I look over at her: all the color has left her face, and in a low, panicky voice, she says, “Marnie. Oh, no! I can’t breathe so well, and my heart is . . .”
And then, almost in slow motion, she falls right over.
Patrick takes one look at her and says she has to go to the hospital.
By the time he gets upstairs, of course, she’s come to, and is even arguing about things. She wants to go home and get in bed.
But he’s not having it.
She needs to go to the hospital, he says. Find out what’s going on.
“What could it be?” she says in a wavery voice. She looks so nervous, it’s like she’s a little child dressed in a grandma costume, perhaps to be in a play.
“Well,” he says, “it could be nothing, or it could be you drank too much coffee, or it could be . . . something they’ll want to help you with.” He’s already calling 911.
Our eyes meet, and he smiles at me. She makes little murmuring sounds of distress.
“Marnie, are you going with her to the hospital, do you think?”
“Of course,” I say. I know that Patrick can’t go. He’d have a meltdown in a medical place, among strangers. He mouths the words “Thank you” and then he’s talking to the dispatcher.
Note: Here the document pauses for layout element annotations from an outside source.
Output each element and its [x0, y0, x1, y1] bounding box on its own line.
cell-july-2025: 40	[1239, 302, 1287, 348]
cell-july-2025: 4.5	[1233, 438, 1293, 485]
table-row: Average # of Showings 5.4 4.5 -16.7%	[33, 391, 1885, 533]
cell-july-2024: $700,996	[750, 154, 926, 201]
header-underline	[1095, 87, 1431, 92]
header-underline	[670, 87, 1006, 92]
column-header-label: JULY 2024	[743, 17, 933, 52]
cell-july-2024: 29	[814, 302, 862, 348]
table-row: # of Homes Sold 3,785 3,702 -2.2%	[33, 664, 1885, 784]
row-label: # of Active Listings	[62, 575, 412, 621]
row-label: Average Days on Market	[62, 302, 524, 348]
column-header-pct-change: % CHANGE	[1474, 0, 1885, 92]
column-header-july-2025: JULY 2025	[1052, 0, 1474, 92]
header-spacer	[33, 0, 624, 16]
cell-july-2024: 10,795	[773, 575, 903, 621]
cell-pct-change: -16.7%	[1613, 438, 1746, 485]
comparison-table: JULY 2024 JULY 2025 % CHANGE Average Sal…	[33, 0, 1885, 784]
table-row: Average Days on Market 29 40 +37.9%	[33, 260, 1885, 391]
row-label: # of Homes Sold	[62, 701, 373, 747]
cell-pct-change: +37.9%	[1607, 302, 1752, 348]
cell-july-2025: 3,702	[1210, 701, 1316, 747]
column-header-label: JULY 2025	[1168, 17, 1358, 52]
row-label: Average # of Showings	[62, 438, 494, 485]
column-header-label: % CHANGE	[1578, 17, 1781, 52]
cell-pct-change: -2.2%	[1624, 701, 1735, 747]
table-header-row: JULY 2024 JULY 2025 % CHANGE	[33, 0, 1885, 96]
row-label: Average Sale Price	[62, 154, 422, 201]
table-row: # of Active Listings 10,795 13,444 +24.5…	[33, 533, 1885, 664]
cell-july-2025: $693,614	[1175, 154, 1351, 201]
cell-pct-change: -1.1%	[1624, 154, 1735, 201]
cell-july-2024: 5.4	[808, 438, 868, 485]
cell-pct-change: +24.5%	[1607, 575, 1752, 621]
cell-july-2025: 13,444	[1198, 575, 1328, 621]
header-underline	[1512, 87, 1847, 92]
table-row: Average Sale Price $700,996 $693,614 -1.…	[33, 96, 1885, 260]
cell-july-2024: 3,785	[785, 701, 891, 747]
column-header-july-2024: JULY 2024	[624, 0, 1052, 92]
While he’s on the phone, she gives me specific directions for what items she needs, and I go next door and get her pocketbook and her warm jacket, both of which just happen to be in her bedroom. No clothing because she won’t be staying—she’s positive of that.
I love how her house is dark and cool and filled with large pieces of old-people upholstered furniture, grandparent furniture. It’s like a cave in here, with the shades all pulled down. There are tons of pictures of her and Walter and their two boys set out on every surface and hanging on the walls—Lola with red, fluffy hair cut in layers like petals, and Walter a slim, handsome man with laughing eyes. The boys look just like boys of any era: crew-cutted and freckled, wearing striped Tshirts, grinning at the camera, and then turning into handsome teenagers and finally bridegrooms—and then there are snapshots of them with their families. Far away.